By: Richard D. Cummings
One of the smallest known naturally-occurring glycoprotein in mammals is likely to be CD24, also known as nectadrin. Although it behaves in analyses as a 23-60 kDa glycoprotein, the glycoprotein from mice has only 27 amino acids (human protein has 30 amino acids) (1-3). Although tiny, it has a GPI-anchor at its C-terminus, three potential sites for N-glycosylation, and several sites for O-glycosylation. Many, many dozens of different glycans are present, indicating that this tiny glycoprotein also has perhaps the greatest diversity of glycoforms for any glycoprotein its size (4).

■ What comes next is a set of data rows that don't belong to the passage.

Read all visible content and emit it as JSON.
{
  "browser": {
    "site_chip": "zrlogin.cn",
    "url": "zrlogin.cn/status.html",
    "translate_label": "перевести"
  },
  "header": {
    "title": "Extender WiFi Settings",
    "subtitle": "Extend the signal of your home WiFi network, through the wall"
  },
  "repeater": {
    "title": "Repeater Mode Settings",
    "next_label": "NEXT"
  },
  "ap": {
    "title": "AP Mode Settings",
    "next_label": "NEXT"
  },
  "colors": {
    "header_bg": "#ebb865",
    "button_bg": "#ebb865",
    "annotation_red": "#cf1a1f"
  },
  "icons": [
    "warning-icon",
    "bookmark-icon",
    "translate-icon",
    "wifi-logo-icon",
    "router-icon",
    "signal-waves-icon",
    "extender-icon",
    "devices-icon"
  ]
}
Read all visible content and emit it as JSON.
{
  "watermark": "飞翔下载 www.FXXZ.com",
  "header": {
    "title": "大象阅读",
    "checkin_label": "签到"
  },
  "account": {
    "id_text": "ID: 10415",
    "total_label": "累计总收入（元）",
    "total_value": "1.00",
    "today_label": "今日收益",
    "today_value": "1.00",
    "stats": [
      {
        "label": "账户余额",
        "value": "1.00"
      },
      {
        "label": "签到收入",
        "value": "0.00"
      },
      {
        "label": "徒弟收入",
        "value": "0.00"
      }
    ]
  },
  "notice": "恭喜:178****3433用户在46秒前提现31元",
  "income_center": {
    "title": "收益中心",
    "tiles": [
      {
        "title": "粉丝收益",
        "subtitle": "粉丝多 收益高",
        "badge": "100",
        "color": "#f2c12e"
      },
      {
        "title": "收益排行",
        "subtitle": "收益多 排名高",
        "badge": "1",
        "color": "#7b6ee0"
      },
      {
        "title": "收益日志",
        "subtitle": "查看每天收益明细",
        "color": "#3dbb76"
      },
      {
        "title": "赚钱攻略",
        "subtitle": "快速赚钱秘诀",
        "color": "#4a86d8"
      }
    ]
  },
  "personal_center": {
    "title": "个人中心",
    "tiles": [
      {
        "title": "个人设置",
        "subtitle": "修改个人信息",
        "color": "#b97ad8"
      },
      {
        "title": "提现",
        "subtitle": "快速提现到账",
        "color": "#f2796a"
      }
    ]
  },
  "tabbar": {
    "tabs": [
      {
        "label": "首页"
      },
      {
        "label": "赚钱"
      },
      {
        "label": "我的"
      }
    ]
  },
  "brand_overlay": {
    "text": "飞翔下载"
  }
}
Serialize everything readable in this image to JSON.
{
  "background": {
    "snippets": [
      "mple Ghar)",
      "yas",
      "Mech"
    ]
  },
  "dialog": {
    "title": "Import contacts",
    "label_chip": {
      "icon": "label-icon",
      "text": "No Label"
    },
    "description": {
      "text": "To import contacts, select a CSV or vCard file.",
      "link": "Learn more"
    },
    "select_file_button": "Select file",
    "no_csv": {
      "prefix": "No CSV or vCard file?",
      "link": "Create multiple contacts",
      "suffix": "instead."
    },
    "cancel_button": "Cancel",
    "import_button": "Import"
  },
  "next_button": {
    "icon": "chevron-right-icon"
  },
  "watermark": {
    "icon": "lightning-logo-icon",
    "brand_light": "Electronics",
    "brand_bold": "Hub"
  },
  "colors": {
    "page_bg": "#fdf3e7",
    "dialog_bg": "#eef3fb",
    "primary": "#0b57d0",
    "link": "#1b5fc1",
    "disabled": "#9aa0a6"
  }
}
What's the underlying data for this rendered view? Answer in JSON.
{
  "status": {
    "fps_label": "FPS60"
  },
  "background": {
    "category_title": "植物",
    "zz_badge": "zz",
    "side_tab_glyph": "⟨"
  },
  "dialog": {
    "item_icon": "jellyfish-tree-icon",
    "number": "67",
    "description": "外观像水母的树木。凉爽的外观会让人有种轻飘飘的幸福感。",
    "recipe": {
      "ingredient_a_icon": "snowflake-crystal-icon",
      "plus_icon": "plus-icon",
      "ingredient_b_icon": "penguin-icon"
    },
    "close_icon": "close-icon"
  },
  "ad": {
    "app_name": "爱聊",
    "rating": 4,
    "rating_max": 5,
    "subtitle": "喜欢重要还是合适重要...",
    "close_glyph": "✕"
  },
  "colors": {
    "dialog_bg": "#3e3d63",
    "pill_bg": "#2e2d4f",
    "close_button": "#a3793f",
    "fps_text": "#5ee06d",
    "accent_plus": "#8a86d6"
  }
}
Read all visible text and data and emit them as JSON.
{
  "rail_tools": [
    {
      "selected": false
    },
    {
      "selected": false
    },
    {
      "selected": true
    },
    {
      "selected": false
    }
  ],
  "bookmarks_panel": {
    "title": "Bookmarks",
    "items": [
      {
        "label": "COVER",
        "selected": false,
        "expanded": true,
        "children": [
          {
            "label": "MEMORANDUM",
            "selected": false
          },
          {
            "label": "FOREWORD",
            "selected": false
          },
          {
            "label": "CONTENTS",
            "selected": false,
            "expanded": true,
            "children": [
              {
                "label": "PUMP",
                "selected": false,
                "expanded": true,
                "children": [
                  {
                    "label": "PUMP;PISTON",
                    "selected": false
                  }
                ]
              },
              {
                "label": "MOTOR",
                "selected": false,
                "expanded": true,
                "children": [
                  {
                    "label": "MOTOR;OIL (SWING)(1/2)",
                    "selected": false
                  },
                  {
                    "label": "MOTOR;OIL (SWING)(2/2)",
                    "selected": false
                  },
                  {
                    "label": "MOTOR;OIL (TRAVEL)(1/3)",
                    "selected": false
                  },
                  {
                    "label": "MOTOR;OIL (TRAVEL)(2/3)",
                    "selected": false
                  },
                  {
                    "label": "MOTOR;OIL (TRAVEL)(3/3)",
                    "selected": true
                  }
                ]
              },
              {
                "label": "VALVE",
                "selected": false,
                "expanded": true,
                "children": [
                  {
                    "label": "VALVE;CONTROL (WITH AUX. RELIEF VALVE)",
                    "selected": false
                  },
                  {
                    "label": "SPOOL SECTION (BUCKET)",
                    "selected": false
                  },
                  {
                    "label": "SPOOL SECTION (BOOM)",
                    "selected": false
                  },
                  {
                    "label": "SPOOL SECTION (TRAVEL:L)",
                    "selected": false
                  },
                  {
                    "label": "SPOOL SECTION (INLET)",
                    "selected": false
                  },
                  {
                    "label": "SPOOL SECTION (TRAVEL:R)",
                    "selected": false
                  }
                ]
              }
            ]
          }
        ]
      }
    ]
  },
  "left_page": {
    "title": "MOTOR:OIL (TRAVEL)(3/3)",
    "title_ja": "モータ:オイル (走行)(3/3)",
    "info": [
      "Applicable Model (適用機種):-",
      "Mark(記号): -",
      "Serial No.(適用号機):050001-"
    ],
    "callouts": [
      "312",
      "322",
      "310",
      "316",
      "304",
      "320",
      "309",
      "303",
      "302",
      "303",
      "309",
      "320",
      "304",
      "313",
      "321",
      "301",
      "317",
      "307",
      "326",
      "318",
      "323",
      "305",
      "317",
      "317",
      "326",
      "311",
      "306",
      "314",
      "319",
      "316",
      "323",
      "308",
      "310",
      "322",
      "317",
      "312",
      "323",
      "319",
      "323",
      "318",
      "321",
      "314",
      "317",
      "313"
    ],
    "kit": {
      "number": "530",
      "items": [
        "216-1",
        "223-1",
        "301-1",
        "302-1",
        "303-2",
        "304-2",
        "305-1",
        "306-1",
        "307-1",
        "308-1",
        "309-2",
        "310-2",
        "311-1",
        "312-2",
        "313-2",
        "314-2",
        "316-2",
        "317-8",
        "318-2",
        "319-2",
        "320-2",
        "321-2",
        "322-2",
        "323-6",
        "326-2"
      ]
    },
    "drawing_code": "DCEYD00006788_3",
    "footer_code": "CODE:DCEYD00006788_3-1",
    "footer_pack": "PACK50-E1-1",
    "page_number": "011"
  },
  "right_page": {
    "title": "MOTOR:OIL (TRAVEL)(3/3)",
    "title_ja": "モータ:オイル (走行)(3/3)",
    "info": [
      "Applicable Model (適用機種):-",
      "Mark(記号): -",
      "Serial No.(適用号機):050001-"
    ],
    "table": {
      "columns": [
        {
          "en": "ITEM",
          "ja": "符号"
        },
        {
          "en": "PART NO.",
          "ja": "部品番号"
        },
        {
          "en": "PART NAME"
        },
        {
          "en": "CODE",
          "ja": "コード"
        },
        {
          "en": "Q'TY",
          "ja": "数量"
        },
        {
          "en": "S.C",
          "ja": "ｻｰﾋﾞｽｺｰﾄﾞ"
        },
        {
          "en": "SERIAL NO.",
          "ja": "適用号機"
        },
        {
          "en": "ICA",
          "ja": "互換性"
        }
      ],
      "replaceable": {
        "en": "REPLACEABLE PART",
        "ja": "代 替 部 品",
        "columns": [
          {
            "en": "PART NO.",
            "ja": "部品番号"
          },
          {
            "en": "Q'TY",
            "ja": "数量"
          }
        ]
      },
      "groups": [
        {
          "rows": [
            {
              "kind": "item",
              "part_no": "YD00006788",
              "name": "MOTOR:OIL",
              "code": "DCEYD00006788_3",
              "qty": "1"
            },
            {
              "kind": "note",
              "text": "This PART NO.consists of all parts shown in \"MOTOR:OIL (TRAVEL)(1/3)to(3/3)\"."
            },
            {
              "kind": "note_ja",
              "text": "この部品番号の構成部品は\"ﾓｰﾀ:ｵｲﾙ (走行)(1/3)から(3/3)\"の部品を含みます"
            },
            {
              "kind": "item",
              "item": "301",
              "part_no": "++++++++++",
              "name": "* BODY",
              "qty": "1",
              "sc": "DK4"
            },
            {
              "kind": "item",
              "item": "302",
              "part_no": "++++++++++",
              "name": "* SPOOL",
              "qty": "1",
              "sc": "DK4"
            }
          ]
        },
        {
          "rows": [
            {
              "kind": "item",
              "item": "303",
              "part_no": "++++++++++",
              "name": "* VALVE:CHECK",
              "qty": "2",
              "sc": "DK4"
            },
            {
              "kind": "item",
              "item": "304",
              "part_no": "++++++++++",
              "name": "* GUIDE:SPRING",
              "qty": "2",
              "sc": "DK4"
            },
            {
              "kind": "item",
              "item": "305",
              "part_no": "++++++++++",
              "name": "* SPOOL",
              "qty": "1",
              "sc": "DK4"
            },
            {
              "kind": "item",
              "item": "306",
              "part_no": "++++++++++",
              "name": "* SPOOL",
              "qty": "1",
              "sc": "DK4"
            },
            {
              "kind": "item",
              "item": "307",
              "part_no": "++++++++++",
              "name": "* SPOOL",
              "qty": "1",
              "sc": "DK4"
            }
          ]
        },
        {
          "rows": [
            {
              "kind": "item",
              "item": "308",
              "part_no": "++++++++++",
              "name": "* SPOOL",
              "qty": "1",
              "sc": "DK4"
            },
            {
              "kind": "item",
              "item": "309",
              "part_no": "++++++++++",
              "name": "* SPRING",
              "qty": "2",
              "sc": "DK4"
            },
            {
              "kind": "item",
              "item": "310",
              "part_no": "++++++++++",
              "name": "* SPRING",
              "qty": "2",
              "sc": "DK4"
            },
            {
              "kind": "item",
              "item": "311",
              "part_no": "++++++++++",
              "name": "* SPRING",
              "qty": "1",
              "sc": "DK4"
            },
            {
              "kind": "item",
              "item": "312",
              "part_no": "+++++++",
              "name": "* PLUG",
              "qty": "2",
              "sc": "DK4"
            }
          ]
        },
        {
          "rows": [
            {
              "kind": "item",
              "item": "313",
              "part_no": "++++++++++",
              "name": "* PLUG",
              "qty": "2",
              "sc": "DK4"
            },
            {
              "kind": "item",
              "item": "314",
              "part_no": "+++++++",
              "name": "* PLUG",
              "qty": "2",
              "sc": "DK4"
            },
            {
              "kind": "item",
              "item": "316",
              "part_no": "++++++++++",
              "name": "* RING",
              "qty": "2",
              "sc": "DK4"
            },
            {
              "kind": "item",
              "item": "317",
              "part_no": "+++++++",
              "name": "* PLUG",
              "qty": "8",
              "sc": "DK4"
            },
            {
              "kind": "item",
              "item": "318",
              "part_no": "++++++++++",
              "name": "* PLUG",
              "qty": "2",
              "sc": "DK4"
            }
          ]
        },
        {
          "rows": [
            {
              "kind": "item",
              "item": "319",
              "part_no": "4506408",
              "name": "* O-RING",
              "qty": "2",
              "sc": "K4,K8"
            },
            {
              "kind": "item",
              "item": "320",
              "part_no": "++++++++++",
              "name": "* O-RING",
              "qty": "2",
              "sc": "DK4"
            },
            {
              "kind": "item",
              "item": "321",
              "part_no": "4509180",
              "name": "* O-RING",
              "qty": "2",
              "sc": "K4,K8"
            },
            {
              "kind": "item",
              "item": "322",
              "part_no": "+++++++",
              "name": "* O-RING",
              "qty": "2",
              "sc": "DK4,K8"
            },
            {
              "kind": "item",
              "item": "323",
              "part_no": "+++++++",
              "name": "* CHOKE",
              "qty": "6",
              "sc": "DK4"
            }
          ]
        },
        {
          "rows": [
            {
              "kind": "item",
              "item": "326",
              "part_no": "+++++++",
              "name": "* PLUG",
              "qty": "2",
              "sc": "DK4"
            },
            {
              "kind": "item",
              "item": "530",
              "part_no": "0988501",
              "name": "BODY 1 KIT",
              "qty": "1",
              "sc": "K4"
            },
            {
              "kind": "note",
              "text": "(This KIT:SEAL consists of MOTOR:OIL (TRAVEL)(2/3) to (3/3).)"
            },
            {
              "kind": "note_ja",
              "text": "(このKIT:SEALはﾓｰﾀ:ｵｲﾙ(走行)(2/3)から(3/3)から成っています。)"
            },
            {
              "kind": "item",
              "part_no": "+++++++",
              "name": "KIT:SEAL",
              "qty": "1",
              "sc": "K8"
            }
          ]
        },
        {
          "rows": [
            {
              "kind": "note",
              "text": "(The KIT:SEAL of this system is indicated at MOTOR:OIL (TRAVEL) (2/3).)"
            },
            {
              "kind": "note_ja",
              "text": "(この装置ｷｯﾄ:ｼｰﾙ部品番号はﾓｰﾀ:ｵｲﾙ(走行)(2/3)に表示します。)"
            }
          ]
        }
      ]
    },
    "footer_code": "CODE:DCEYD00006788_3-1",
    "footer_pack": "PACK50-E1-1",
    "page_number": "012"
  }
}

The largest glycoprotein in mammals is probably MUC16, a mucin of ~22,000 amino acids (5,6) and over 50% of its mass is carbohydrate (6), but little is known about the repertoire of O-glycans on the natural molecule. Interestingly, assuming 3.5 Å per amino acid, so a 10 amino acid linear chain would be 3.5 nm approximately, this 20,000 amino acid protein might be at least 70 microns in length. That is an amazing size, as the typical epithelial cell diameter is ~15 microns; thus, a MUC16 molecule could presumably wrap around the cell several times. How it enters and exits the Golgi apparatus where it is glycosylated, an organelle of ~2 microns in many cells, is a mystery!